Olive v. Commissioner is another earlier (2012) Section 280E case, and is valuable in that it conveys a strong message about the importance of books and records—they are key, unless you prefer to pay tax on gross receipts, rather than gross income. If step one in the IRS playbook for cannabusinesses is to deny necessary and reasonable business expenses under Section 280E, step two is most certainly going to be “show your books and records substantiating cost of goods sold.” In many ways, Olive is the contra-CHAMP when it comes to establishing a bona fide separate, non-controlled-substance-trafficking trade or business.

There isn’t a lot of value in summarizing the case beyond pointing out two key takeaways. First, a cannabusiness must keep solid books and records, and they should be kept contemporaneously. Cobbling something together after the fact likely won’t work, as the taxpayer in Olive can attest.

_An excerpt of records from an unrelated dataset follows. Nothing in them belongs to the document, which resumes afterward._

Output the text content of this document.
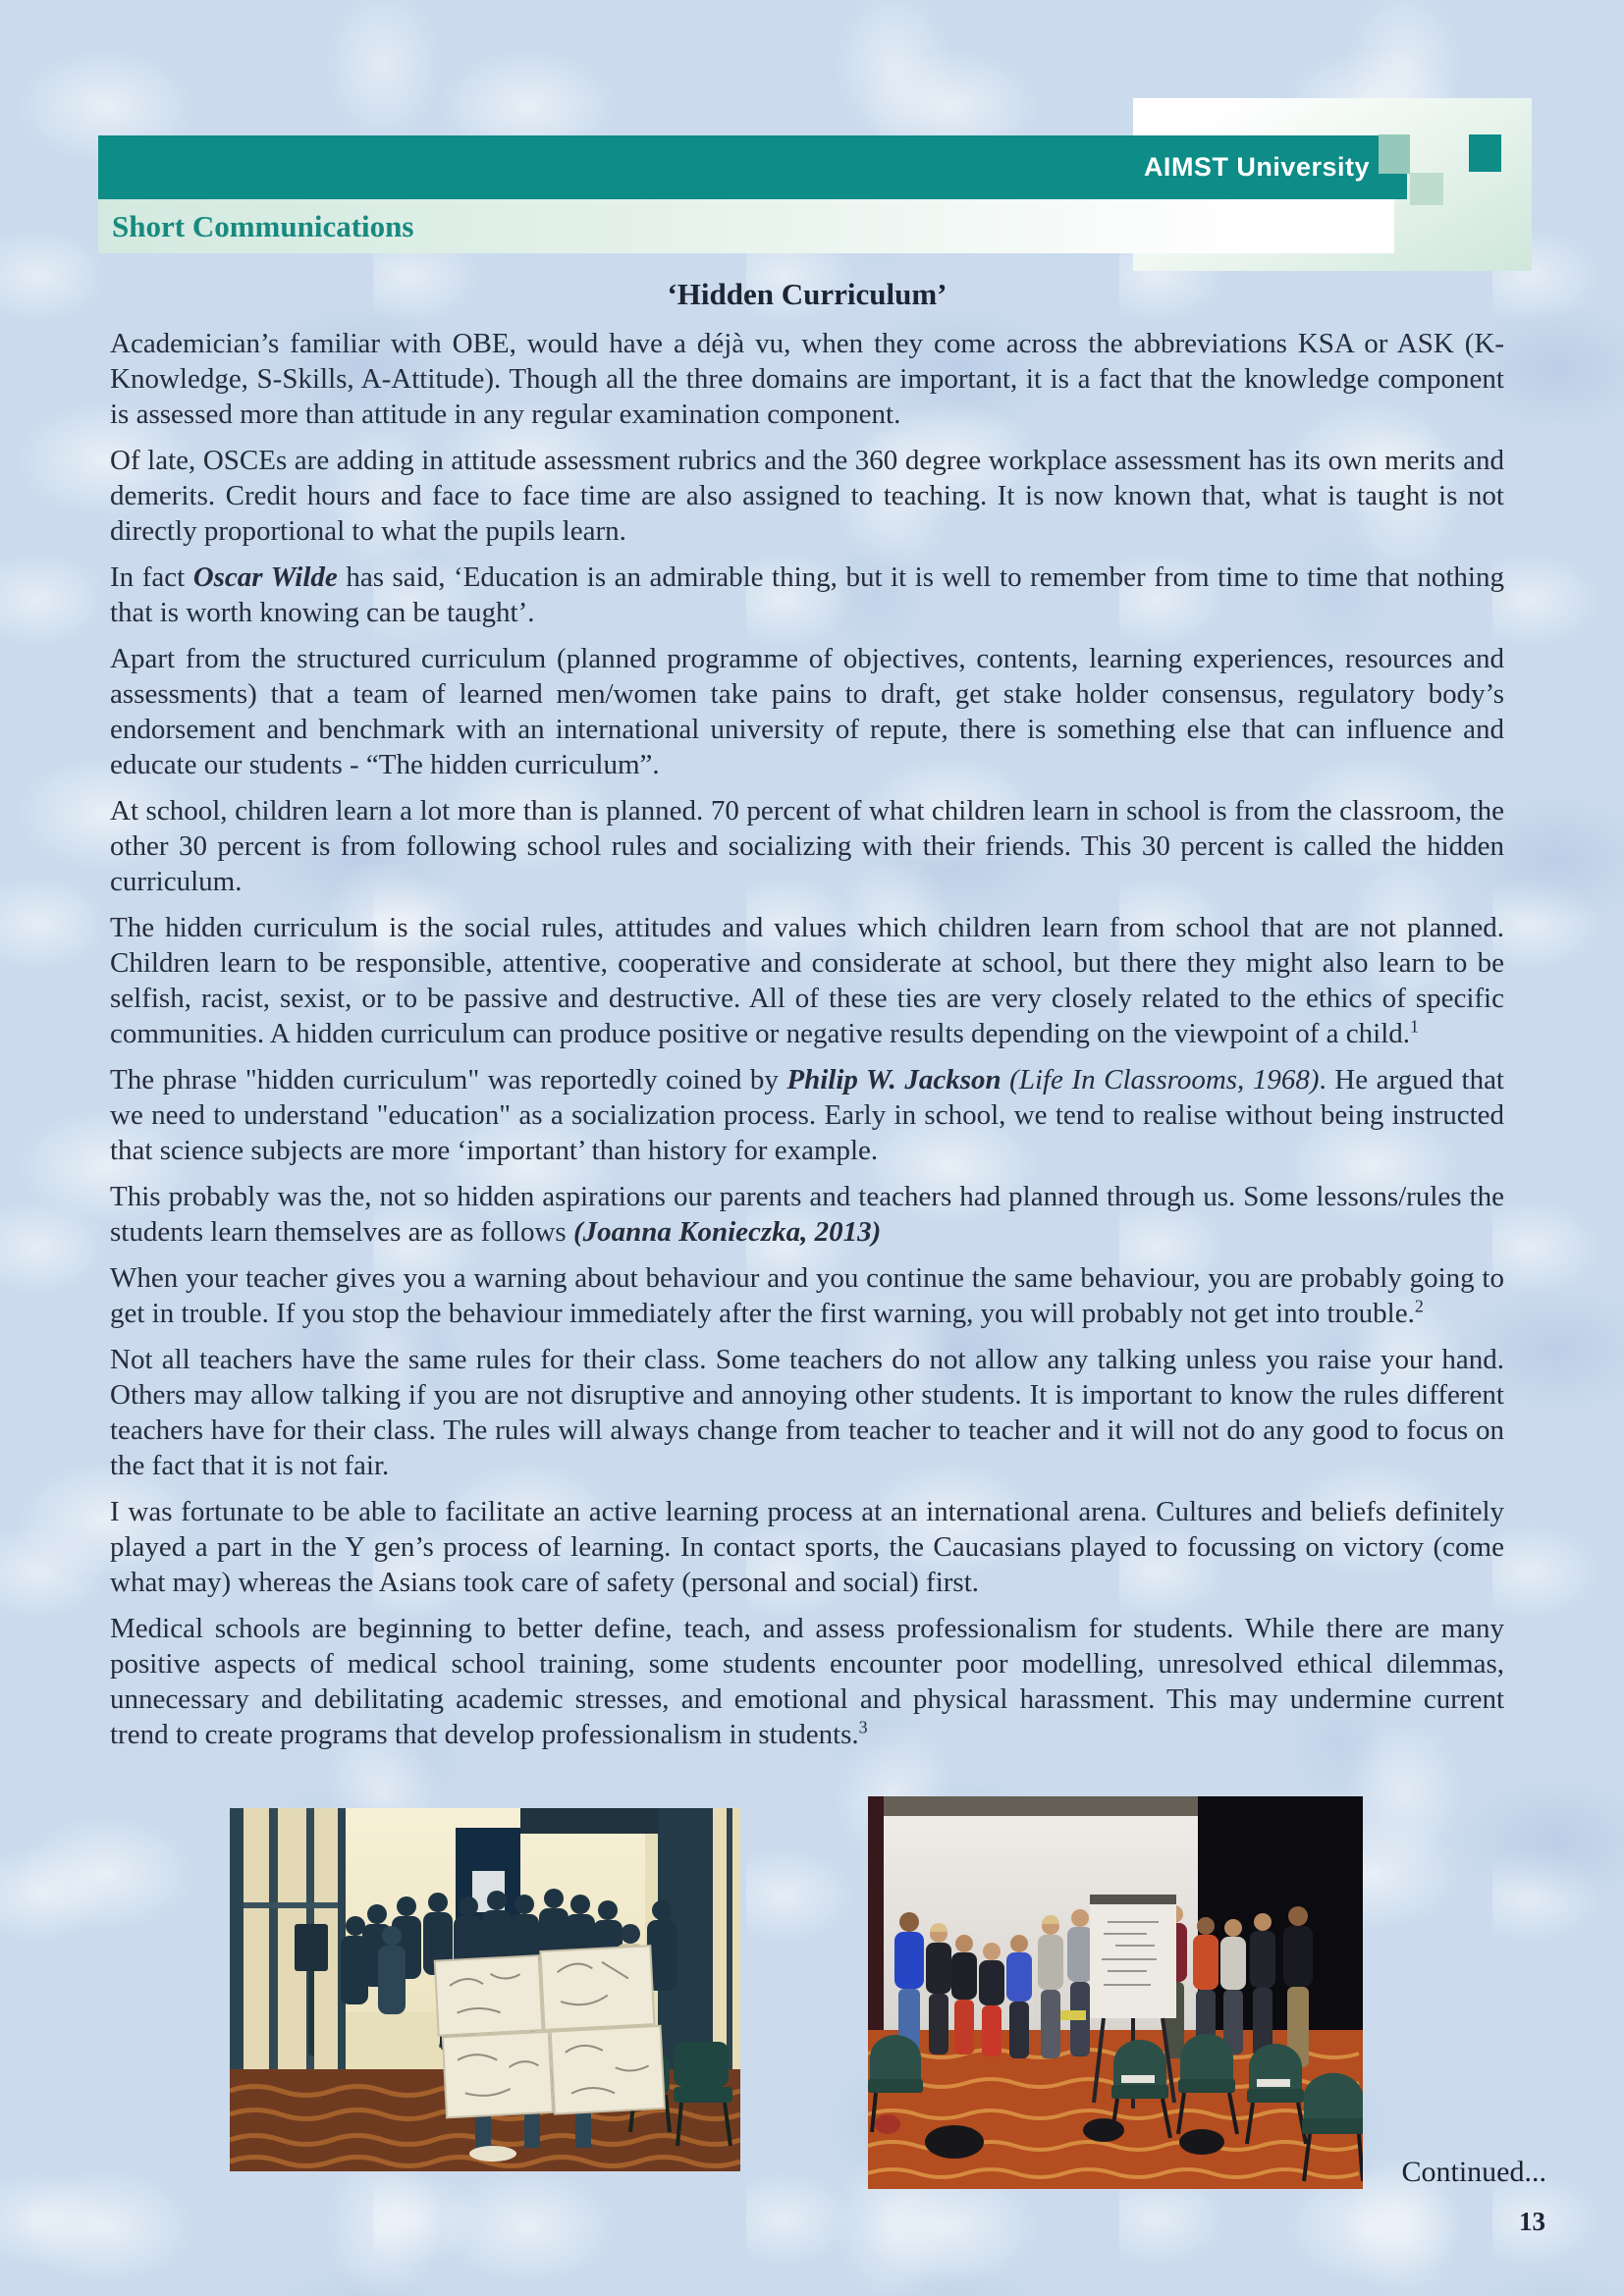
Short Communications
AIMST University
‘Hidden Curriculum’

Academician’s familiar with OBE, would have a déjà vu, when they come across the abbreviations KSA or ASK (K-Knowledge, S-Skills, A-Attitude). Though all the three domains are important, it is a fact that the knowledge component is assessed more than attitude in any regular examination component.

Of late, OSCEs are adding in attitude assessment rubrics and the 360 degree workplace assessment has its own merits and demerits. Credit hours and face to face time are also assigned to teaching. It is now known that, what is taught is not directly proportional to what the pupils learn.

In fact Oscar Wilde has said, ‘Education is an admirable thing, but it is well to remember from time to time that nothing that is worth knowing can be taught’.

Apart from the structured curriculum (planned programme of objectives, contents, learning experiences, resources and assessments) that a team of learned men/women take pains to draft, get stake holder consensus, regulatory body’s endorsement and benchmark with an international university of repute, there is something else that can influence and educate our students - “The hidden curriculum”.

At school, children learn a lot more than is planned. 70 percent of what children learn in school is from the classroom, the other 30 percent is from following school rules and socializing with their friends. This 30 percent is called the hidden curriculum.

The hidden curriculum is the social rules, attitudes and values which children learn from school that are not planned. Children learn to be responsible, attentive, cooperative and considerate at school, but there they might also learn to be selfish, racist, sexist, or to be passive and destructive. All of these ties are very closely related to the ethics of specific communities. A hidden curriculum can produce positive or negative results depending on the viewpoint of a child.$^1$

The phrase "hidden curriculum" was reportedly coined by Philip W. Jackson (Life In Classrooms, 1968). He argued that we need to understand "education" as a socialization process. Early in school, we tend to realise without being instructed that science subjects are more ‘important’ than history for example.

This probably was the, not so hidden aspirations our parents and teachers had planned through us. Some lessons/rules the students learn themselves are as follows (Joanna Konieczka, 2013)

When your teacher gives you a warning about behaviour and you continue the same behaviour, you are probably going to get in trouble. If you stop the behaviour immediately after the first warning, you will probably not get into trouble.$^2$

Not all teachers have the same rules for their class. Some teachers do not allow any talking unless you raise your hand. Others may allow talking if you are not disruptive and annoying other students. It is important to know the rules different teachers have for their class. The rules will always change from teacher to teacher and it will not do any good to focus on the fact that it is not fair.

I was fortunate to be able to facilitate an active learning process at an international arena. Cultures and beliefs definitely played a part in the Y gen’s process of learning. In contact sports, the Caucasians played to focussing on victory (come what may) whereas the Asians took care of safety (personal and social) first.

Medical schools are beginning to better define, teach, and assess professionalism for students. While there are many positive aspects of medical school training, some students encounter poor modelling, unresolved ethical dilemmas, unnecessary and debilitating academic stresses, and emotional and physical harassment. This may undermine current trend to create programs that develop professionalism in students.$^3$

Continued...
13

The IRS almost expects that a cannabis business won’t have them—don’t give the IRS examiner that satisfaction. Second, the CHAMP separate trade or business position is great, but there needs to be a bona fide separate business for it to work. Comfortable couches, video games, and selling a small volume of pipes, papers, and other paraphernalia don’t count. A good rule of thumb might be to ask yourself: If I took away the marijuana, could this stand on its own as a viable business?